On Wednesday, 14 October 2020, the Centres of Vocational Excellence worskhop was jointly organised by the European Commission’s Joint Research Centre (JRC), DG EMPL, PEEP and EARLALL (EXAM 4.0 partner) in the context of the European Week of Regions & Cities 2020. The event was aimed at analysing how platforms of centres of vocational excellence (CoVEs) contribute to create skills ecosystems that drive regional innovation, development and smart specialisation, along with social inclusion.
EXAM 4.0 was introduced by Iñigo Araiztegui, project coordinator, who underlined the importance of strategic partnering between regional actors. He explained the rationale behind the project, pointing at ageing population as a key challenge: “many workers are retiring and we’re losing their experience, but there are also workers who need reskilling & upskilling and are not retiring any soon.” He also highlighted the need to pay attention to the “human side” of technological development, focusing on human-oriented skills that will be needed in the future that the digital and green transition will render.
His presentation was held during on of the five discussion group sessions that were organised within the session, during which also the rest of Erasmus+ CoVE initiatives were presented both from the 2019 and the 2020 calls. Before them, high-level speakers also offered their views on the role of CoVEs and regional development. João Santos (European Commission, DG EMPL) introduced the background in which the CoVEs initiative is being developed at the European Commission, highlighting milestones such as the new Skills Agenda (July), the proposal for a Council Recommendation on Vocational Education & Training (VET) (July 2020), the Communication on the European Education Area (September 2020) and the European Digital Education Action Plan (September 2020).

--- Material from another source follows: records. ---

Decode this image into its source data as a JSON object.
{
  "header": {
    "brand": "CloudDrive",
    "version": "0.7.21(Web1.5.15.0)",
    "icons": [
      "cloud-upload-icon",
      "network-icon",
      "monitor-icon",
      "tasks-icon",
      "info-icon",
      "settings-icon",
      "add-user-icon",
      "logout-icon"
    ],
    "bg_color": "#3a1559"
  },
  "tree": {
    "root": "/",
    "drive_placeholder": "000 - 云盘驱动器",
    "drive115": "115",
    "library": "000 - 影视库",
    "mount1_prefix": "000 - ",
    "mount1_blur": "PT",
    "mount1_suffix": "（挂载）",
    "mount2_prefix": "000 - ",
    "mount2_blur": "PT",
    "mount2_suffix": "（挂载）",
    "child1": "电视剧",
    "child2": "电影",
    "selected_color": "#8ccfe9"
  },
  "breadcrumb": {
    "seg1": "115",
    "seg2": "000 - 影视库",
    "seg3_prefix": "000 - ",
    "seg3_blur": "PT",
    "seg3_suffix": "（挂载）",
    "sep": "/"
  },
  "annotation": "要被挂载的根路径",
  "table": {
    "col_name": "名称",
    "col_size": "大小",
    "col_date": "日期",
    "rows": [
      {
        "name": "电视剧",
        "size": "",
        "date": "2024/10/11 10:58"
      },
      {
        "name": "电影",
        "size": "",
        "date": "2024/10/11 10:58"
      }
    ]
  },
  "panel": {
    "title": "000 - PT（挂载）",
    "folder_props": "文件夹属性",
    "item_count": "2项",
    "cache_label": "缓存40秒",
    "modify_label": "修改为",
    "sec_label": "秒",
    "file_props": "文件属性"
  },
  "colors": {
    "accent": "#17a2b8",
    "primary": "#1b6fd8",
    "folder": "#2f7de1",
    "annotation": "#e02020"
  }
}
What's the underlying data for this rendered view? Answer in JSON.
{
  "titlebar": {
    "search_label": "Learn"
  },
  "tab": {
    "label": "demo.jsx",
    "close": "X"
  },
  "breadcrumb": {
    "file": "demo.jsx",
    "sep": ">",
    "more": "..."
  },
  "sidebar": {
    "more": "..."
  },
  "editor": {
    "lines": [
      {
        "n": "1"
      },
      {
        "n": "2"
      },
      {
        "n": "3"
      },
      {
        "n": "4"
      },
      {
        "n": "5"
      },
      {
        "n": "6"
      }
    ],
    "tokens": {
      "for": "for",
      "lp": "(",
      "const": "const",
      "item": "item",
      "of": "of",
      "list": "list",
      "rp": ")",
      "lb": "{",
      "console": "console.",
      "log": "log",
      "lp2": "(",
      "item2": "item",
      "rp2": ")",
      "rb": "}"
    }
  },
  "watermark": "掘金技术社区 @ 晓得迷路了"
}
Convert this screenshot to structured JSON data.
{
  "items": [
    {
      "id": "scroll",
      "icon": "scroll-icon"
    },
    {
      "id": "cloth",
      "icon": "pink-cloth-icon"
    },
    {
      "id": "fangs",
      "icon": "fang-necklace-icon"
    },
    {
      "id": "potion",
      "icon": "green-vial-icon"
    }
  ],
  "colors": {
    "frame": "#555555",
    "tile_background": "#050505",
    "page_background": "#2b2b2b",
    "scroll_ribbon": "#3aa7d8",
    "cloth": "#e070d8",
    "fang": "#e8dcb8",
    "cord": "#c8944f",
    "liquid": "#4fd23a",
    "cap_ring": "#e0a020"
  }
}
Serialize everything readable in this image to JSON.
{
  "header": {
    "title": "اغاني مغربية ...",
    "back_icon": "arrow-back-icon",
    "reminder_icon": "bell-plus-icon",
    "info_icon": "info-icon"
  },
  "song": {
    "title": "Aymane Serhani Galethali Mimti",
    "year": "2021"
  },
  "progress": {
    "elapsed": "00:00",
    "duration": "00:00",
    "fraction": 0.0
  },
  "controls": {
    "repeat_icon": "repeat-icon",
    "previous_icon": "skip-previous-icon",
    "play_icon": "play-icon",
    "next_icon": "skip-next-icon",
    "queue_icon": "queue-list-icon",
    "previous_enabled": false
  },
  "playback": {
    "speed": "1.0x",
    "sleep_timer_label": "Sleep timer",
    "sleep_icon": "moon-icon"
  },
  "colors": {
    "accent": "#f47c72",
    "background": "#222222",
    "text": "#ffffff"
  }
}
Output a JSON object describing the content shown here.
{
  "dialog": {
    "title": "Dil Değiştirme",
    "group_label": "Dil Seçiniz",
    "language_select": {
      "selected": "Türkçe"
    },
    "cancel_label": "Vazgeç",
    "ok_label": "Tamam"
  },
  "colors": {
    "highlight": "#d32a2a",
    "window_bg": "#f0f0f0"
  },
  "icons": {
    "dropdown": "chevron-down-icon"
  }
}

Fernando Hervás (European Commission, Joint Research Centre) introduced their support for the “embeddedness of CoVEs in the regional innovation ecosystems so they can contribute actively to the sustainable economic transformation agenda of the region,” highlighting that “VET is at the core or regions’ needs for reskilling and upskilling.” Finally, his research point of view was complemented by the political perspective of MEP Eva Meydell (PPE), who introduced three key initiatives within the European Parliament (EP) to support skills: the position aiming at the extension of the scope of areas eligible for funding (youth funding and access to education) under the Technical Support Instrument, within the EP’s ECON Committee; a paper on education within the EP’s PPE group with emphasis on supporting dual education in VET, lifelong learning for all generations, and adult learning; and the European Education Alliance, jointly developed with MEP Victor Negrescu (S&D).